Issue 32 Words: Andrew Reddaway

Tesla’s dramatic entry into the household energy storage market has shaken up the solar industry, but what effect could it have at the local level? The ATA’s energy analyst Andrew Reddaway says the situation is particularly interesting for those embarking on new builds.

Australian householders are taking up solar at a rapid rate. While we may be lagging on large-scale installations and political will, around 15 per cent of Australian households now have rooftop PV. The vast majority of these systems are grid-connected, and so potentially well-placed to take advantage of developing hybrid options.

For grid-connected users, any excess electricity generated is exported to the grid, with the shortfall (for example when the sun isn’t shining), imported from the grid. A solar system with batteries for non-sunny times allows you to store the excess generation for use later on, getting around the sunlight and peak demand mismatch. The obvious benefit is electricity bill savings, due to the current low feed-in-tariff rates for recent solar installations. Some battery systems also allow you to run lights and appliances during a grid blackout.

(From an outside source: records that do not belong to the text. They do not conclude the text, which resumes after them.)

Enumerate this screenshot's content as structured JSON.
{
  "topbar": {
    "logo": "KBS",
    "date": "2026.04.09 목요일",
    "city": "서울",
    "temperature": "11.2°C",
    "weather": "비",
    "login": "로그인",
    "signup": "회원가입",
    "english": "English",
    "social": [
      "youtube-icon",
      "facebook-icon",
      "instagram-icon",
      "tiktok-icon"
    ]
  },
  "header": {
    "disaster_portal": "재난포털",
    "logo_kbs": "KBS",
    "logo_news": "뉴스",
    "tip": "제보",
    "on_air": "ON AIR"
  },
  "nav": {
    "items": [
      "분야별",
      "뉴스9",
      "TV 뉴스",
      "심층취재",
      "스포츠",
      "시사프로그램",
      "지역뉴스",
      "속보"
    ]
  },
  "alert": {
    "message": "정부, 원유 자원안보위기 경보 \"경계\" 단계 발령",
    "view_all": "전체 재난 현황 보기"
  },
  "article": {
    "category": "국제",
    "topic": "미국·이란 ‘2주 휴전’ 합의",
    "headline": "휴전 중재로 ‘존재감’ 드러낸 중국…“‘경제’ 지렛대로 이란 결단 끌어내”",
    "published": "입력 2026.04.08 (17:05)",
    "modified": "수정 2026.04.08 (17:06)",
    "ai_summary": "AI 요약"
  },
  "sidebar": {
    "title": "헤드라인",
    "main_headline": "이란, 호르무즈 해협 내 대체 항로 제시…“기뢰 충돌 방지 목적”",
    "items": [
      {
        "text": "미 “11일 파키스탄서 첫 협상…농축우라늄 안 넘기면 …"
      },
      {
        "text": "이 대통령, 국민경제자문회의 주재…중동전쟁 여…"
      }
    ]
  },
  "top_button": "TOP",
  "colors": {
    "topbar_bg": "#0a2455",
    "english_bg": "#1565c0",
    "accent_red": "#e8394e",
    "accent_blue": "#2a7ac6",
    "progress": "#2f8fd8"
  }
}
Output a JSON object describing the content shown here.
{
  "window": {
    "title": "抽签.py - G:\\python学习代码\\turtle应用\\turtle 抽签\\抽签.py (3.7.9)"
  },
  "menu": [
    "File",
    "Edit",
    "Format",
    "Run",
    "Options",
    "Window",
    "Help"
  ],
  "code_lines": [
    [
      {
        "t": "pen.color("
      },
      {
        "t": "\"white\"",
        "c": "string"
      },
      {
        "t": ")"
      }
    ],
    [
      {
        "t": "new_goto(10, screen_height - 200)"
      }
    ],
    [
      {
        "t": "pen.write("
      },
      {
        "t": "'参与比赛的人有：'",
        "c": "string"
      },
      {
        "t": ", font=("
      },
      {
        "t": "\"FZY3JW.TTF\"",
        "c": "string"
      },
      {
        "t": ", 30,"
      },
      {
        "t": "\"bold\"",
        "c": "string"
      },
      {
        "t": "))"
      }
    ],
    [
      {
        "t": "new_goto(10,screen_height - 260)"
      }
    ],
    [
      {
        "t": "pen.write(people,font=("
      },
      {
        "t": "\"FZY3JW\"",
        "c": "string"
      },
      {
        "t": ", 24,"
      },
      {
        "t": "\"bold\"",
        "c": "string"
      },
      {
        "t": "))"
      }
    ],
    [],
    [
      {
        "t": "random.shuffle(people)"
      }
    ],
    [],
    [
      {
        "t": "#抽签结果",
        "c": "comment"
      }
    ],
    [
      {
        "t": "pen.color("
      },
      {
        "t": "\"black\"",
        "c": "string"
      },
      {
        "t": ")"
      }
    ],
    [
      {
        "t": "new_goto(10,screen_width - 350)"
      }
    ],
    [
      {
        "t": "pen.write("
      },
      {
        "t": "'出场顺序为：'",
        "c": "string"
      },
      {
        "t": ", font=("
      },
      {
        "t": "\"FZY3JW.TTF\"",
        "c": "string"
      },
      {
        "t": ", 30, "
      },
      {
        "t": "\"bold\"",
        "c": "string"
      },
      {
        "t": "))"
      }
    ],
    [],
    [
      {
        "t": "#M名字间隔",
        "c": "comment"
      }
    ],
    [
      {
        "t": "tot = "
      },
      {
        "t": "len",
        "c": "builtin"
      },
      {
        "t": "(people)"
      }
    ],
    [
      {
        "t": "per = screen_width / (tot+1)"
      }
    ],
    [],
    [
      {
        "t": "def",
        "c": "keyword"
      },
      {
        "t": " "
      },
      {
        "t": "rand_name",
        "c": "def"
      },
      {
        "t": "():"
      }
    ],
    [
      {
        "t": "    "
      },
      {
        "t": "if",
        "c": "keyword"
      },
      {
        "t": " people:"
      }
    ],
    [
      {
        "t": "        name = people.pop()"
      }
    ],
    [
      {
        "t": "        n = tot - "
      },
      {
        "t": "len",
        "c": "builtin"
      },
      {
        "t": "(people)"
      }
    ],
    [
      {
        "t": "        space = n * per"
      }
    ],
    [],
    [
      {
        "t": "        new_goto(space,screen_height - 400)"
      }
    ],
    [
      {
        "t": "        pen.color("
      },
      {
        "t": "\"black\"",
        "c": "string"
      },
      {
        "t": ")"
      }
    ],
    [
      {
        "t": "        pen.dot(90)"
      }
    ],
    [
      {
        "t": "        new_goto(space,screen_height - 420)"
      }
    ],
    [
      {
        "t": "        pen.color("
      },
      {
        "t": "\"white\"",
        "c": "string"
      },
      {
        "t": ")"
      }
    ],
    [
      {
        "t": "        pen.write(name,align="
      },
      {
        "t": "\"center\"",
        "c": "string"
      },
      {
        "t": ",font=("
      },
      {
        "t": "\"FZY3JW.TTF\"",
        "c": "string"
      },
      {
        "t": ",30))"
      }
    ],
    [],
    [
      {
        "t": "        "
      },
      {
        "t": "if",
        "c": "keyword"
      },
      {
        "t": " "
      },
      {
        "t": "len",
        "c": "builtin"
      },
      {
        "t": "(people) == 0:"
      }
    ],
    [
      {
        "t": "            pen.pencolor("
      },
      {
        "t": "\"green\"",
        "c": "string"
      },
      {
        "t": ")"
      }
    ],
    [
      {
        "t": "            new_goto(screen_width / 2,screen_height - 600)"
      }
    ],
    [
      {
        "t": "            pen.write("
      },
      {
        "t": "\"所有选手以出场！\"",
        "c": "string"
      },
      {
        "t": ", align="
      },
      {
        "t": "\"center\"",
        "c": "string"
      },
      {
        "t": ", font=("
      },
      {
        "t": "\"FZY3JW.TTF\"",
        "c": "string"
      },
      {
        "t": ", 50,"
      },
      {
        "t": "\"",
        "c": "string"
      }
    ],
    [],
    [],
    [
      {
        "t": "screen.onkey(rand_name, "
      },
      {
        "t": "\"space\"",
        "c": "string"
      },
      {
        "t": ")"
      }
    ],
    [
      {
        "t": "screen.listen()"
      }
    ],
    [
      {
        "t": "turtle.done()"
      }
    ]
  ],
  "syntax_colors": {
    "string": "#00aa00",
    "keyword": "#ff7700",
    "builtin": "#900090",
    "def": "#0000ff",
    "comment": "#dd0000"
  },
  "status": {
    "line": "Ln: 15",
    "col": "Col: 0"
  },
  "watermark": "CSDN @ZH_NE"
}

Batteries also make it possible to disconnect from the electricity grid entirely. However, with no support from the grid a much larger and more expensive battery system would be needed. An off-grid system must be sized to meet the worst-case scenario, typically a cloudy winter week. Off-grid systems are most advantageous for new rural developments where the electricity company would charge a high cost for connection. Of course, the other benefit is eliminating electricity bills entirely! [Ed note: See the ATA’s Off grid homes eBook for tips and case studies.]

Grid-connected battery storage is not yet compelling on a purely economic basis. However, Tesla’s new Powerwall battery (expected to be available later this year) has set a new price benchmark that we expect competitors to match.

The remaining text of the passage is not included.